This article was originally published by the Texas Observer, a nonprofit investigative news outlet and magazine. Sign up for its weekly newsletter, or follow it on Facebook and X.
In Texas and across the country, immigrants and their advocates are bracing for a second Donald Trump term, which the president-elect has promised would include the “largest deportation in the history of our country.”
Should that plan be fully carried out, experts have explained, the Texas economy and Texas families could face devastation. And the state would also probably serve as a logistics hub for Trump’s Eisenhower-esque scheme.
“Texas is definitely going to be on the front lines of a mass deportation operation,” Daniel Hatoum, a senior supervising attorney at the Texas Civil Rights Project, told the Texas Observer.
Texas’ 1,254 miles of border make up the majority of the U.S.-Mexico divide — and Gov. Greg Abbott supports Trump’s mass deportation plan, even as his state’s economy has thrived on the back of undocumented labor. Texas is also already home to much of the nation’s immigrant detention capacity.
Border communities are bracing themselves as well. In the militarized city of Eagle Pass, activists with the Border Vigil, a group that gathers along the banks of the Rio Grande every month to mourn fallen and drowned migrants, are “deeply saddened” by Trump’s win.
“The party that claims to value law and order has chosen a felon. They profess to care about the lives of children; we urge them to extend that care to all children, regardless of their nationality,” Border Vigil organizer Amerika Garcia Grewal told the Observer. “As global migration increases, we are witnessing the beginning of an unprecedented movement of people. This moment calls for compassion and meaningful immigration reform that prioritizes saving lives. The future of humanity depends on our response.”
Rep. Greg Casar, D-Texas, told the Observer that now is a moment to come together to protect immigrants, and the Texas is “battle tested” for that: During Trump’s first term, Casar was on the Austin City Council, and he mobilized with others to raise deportation defense funds. This time, he said, advocates are more prepared.
“We’re going to defend our immigrant communities from Trump’s attacks, while we hold Trump and people like Elon Musk accountable for spreading lies and scapegoating immigrants,” Casar said. “We know that Texan struggles are actually the fault of billionaires and the politicians that serve them — like Trump.”
Guerline Jozef, the founder and executive director of the Haitian Bridge Alliance, said her organization is looking into legal avenues to protect all immigrants against deportation. “Haitian immigrants, the Haitian community, continues to carry the brunt of the system and continues to be the first line of defense for all other immigrant communities,” Jozef said.
During this election season, right-wing activists and politicians have attacked Haitian immigrants. On the campaign trail, Vice President-elect JD Vance falsely accused Haitians in Ohio — without any evidence — of eating pets, a claim Trump then echoed.
In addition to Trump’s promise of unprecedented deportations, activists are bracing for more extreme policies that threaten the country’s legacy of immigration entirely.
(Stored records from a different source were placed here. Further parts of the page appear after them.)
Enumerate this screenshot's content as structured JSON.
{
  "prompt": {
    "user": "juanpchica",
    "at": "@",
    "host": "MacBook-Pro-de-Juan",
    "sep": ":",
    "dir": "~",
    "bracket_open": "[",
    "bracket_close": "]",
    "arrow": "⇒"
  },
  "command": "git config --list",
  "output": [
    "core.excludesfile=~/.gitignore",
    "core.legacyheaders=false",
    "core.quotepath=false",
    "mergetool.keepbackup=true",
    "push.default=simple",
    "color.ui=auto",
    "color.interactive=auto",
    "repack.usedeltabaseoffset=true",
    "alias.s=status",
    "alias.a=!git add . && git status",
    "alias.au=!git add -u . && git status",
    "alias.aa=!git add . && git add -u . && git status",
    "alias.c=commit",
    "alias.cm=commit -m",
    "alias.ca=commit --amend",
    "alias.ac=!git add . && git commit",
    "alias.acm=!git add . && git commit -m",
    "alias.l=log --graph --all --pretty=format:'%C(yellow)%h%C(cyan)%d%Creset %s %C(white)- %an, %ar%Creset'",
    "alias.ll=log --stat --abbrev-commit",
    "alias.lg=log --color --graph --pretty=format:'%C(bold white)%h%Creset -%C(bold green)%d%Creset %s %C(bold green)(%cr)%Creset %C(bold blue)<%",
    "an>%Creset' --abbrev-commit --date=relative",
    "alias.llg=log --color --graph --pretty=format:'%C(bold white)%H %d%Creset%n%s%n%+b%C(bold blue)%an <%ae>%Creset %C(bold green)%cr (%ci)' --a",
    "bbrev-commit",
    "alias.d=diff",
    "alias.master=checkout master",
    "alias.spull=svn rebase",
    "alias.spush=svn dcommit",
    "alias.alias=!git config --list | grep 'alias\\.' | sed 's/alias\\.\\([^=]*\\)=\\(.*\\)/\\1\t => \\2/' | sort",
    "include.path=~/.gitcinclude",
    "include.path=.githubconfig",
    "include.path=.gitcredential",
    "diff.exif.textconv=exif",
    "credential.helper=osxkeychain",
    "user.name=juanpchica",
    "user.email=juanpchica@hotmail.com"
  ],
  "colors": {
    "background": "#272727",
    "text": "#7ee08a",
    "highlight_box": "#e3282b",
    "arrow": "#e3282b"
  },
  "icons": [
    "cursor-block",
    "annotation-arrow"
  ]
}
For protectors of immigrant rights, the next four years are about far more than just defending people at risk of deportation.
Many people believe that Trump’s anti-immigrant tirades have been more bluster than serious plans, said Aaron Reichlin-Melnick, senior fellow at the American Immigration Council, but the appointees he is likely to pick in January are prepared to enact the extreme policies the president-elect campaigned on.
“We are under no illusions that the policies in Project 2025, which includes slashing legal immigration, rounding up immigrants, creating new detention camps, are all on the table. That is not to say that all of them can be carried out or will be carried out, but we know what the options of policies out there look like,” Reichlin-Melnick said.
Advocates are also preparing for other challenges they’ve seen before: an attempt to end existing legal pathways to citizenship and legal residency, including Deferred Action for Childhood Arrivals and Temporary Protected Status.
TPS, founded in 1990, has provided U.S. legal status and protections to immigrants hailing from specifically designated countries including Haiti, Honduras and Venezuela, where residents face armed conflict and violent political instability, among other tragedies. More than 1.5 million people in the United States have some form of temporary legal status, Reichlin-Melnick said, and they may see that status taken away under the incoming Trump administration.
“We also are getting ready to protect and defend the idea of immigration entirely,” said Reichlin-Melnick. “We are still a nation of immigrants.”